Imagine that you have your Master Copy checked out just from a tagged
release, say you tagged it as version 1.24, which is for example at level of
revision number 1540. Another developer has also checked out a working copy
of the trunk to his own IDE, and has worked on some source code. When he
commits this code (maybe in two or three commits 1541,1542,1543) you don't
want to have this code immediately applied to your Master Copy. That would
break a good release management. Instead of doing so, you should look
carefully what the changes in these revisions are, and if it is okay then
for example you will tag revision 1543 as the new production release 1.25.
That is much safer and more conform the Subversion philosophy than let
everybody digging around in your master copy.

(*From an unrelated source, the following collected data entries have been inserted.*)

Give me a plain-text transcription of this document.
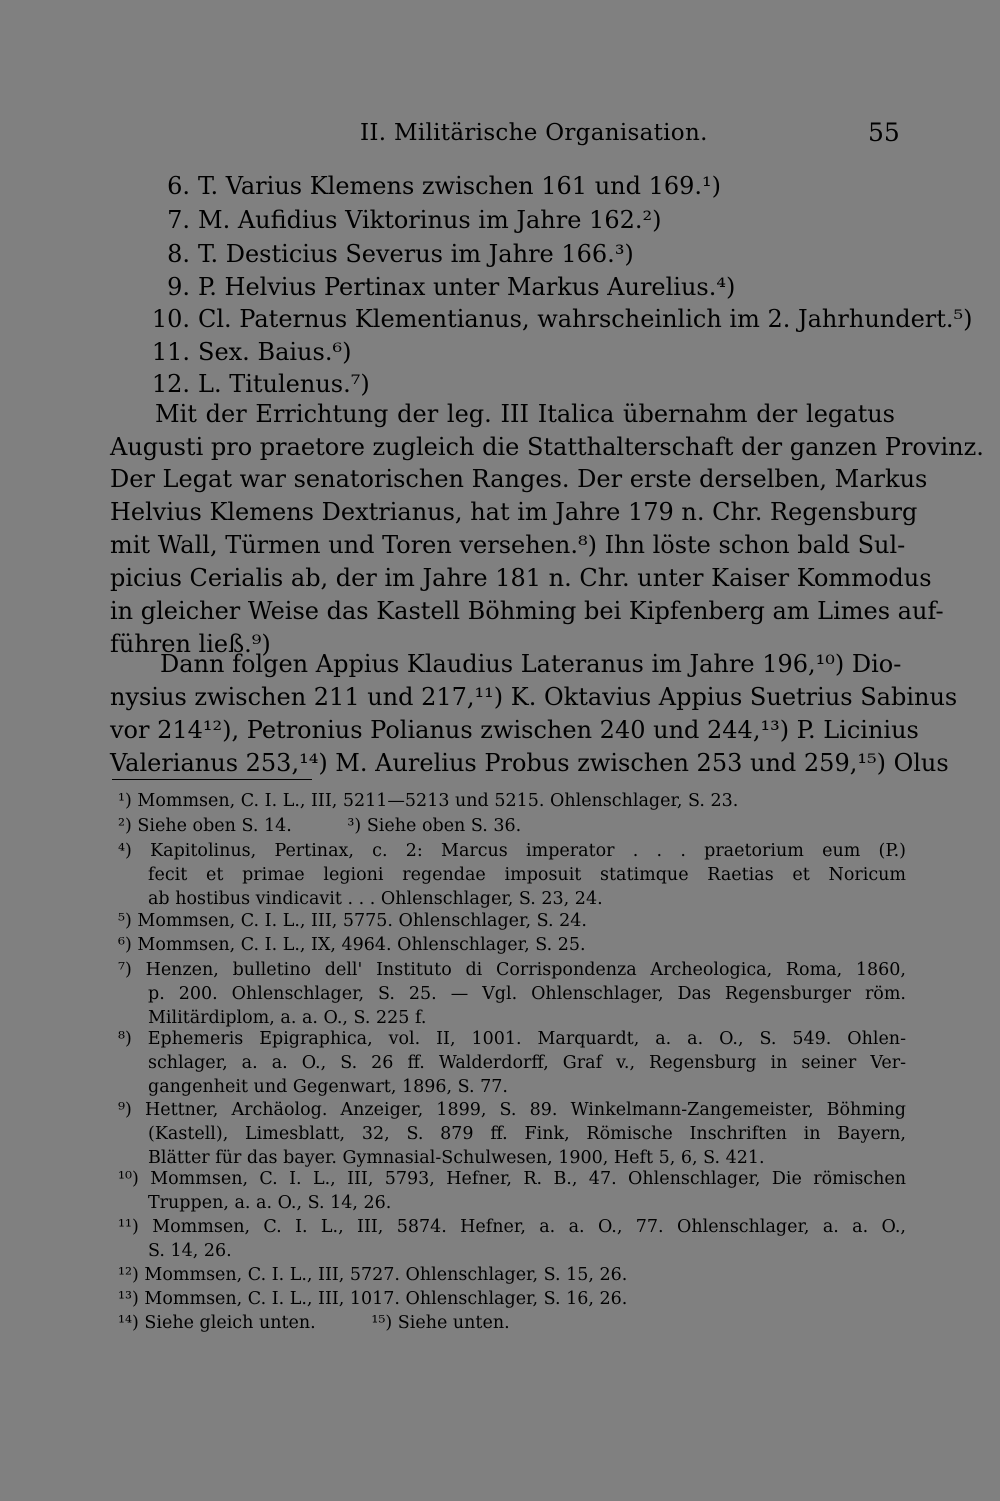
II. Militärische Organisation.	55
6. T. Varius Klemens zwischen 161 und 169.¹)
7. M. Aufidius Viktorinus im Jahre 162.²)
8. T. Desticius Severus im Jahre 166.³)
9. P. Helvius Pertinax unter Markus Aurelius.⁴)
10. Cl. Paternus Klementianus, wahrscheinlich im 2. Jahrhundert.⁵)
11. Sex. Baius.⁶)
12. L. Titulenus.⁷)
Mit der Errichtung der leg. III Italica übernahm der legatus
Augusti pro praetore zugleich die Statthalterschaft der ganzen Provinz.
Der Legat war senatorischen Ranges. Der erste derselben, Markus
Helvius Klemens Dextrianus, hat im Jahre 179 n. Chr. Regensburg
mit Wall, Türmen und Toren versehen.⁸) Ihn löste schon bald Sul-
picius Cerialis ab, der im Jahre 181 n. Chr. unter Kaiser Kommodus
in gleicher Weise das Kastell Böhming bei Kipfenberg am Limes auf-
führen ließ.⁹)
Dann folgen Appius Klaudius Lateranus im Jahre 196,¹⁰) Dio-
nysius zwischen 211 und 217,¹¹) K. Oktavius Appius Suetrius Sabinus
vor 214¹²), Petronius Polianus zwischen 240 und 244,¹³) P. Licinius
Valerianus 253,¹⁴) M. Aurelius Probus zwischen 253 und 259,¹⁵) Olus
¹) Mommsen, C. I. L., III, 5211—5213 und 5215. Ohlenschlager, S. 23.
²) Siehe oben S. 14.          ³) Siehe oben S. 36.
⁴) Kapitolinus, Pertinax, c. 2: Marcus imperator . . . praetorium eum (P.)
fecit et primae legioni regendae imposuit statimque Raetias et Noricum
ab hostibus vindicavit . . . Ohlenschlager, S. 23, 24.
⁵) Mommsen, C. I. L., III, 5775. Ohlenschlager, S. 24.
⁶) Mommsen, C. I. L., IX, 4964. Ohlenschlager, S. 25.
⁷) Henzen, bulletino dell' Instituto di Corrispondenza Archeologica, Roma, 1860,
p. 200. Ohlenschlager, S. 25. — Vgl. Ohlenschlager, Das Regensburger röm.
Militärdiplom, a. a. O., S. 225 f.
⁸) Ephemeris Epigraphica, vol. II, 1001. Marquardt, a. a. O., S. 549. Ohlen-
schlager, a. a. O., S. 26 ff. Walderdorff, Graf v., Regensburg in seiner Ver-
gangenheit und Gegenwart, 1896, S. 77.
⁹) Hettner, Archäolog. Anzeiger, 1899, S. 89. Winkelmann-Zangemeister, Böhming
(Kastell), Limesblatt, 32, S. 879 ff. Fink, Römische Inschriften in Bayern,
Blätter für das bayer. Gymnasial-Schulwesen, 1900, Heft 5, 6, S. 421.
¹⁰) Mommsen, C. I. L., III, 5793, Hefner, R. B., 47. Ohlenschlager, Die römischen
Truppen, a. a. O., S. 14, 26.
¹¹) Mommsen, C. I. L., III, 5874. Hefner, a. a. O., 77. Ohlenschlager, a. a. O.,
S. 14, 26.
¹²) Mommsen, C. I. L., III, 5727. Ohlenschlager, S. 15, 26.
¹³) Mommsen, C. I. L., III, 1017. Ohlenschlager, S. 16, 26.
¹⁴) Siehe gleich unten.          ¹⁵) Siehe unten.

So, from an SVN point of view every developer should work in his own working
copy (i.e. development library) and commit back to the repository from where
you can tag releases that you want to be checked out as your Master Copy.
Best regards,
-Arco
2010/5/22 Richard Schoen <richard@xxxxxxxxxxxxxxx>

In my thought process the master copies will always technically be in
SVN because you would be committing changes on a regular basis.

Another benefit of using source files as the master is that the
edit/compile/build process would still feel natural to an RDI or SEU
user. I have a hard time picturing check out to PC, edit with RDI,
save to PC, commit, check out to source file, build. Too many steps
unless you can describe a shorter process.

Developers would have access to the SVN options in RSE because you can
create user actions which would trigger CL commands for source
commitment. I would not use iSeries projects because that mechanism is
klunky. Furthermore users would still have to ability to use SVN and
Tortoise if desired to check out individual members to the PC as well.

On the IFS comment I have chosen to write headers to the source members
when first committed or the developer can pre-add them to each source
member. The header has 3 keywords @@MEMBER, @@TYPE and @@TEXT as header
keywords. This will allow source type and text to be automatically
rebuilt on a get or refresh of the source members from a repo. I don't
want to tie this to an SVN property because it could get klunky. Better
to recreate the source member, get the keywords and change source member
properties on a get or checkout.

My focus is to allow the source to be edited and maintained in either
RDI or SEU because we use both and most real world shops do as well.

SVN is a source version archive. That's its main purpose and what we
plan to use it for :-)

Queue David for the Change Management conversation..........

Actually I do want to look into the Rational Team Concert offering as
well. Apparently V2.0 is a little more compelling, however I wouldn't
relish moving all my SVN repositories to it.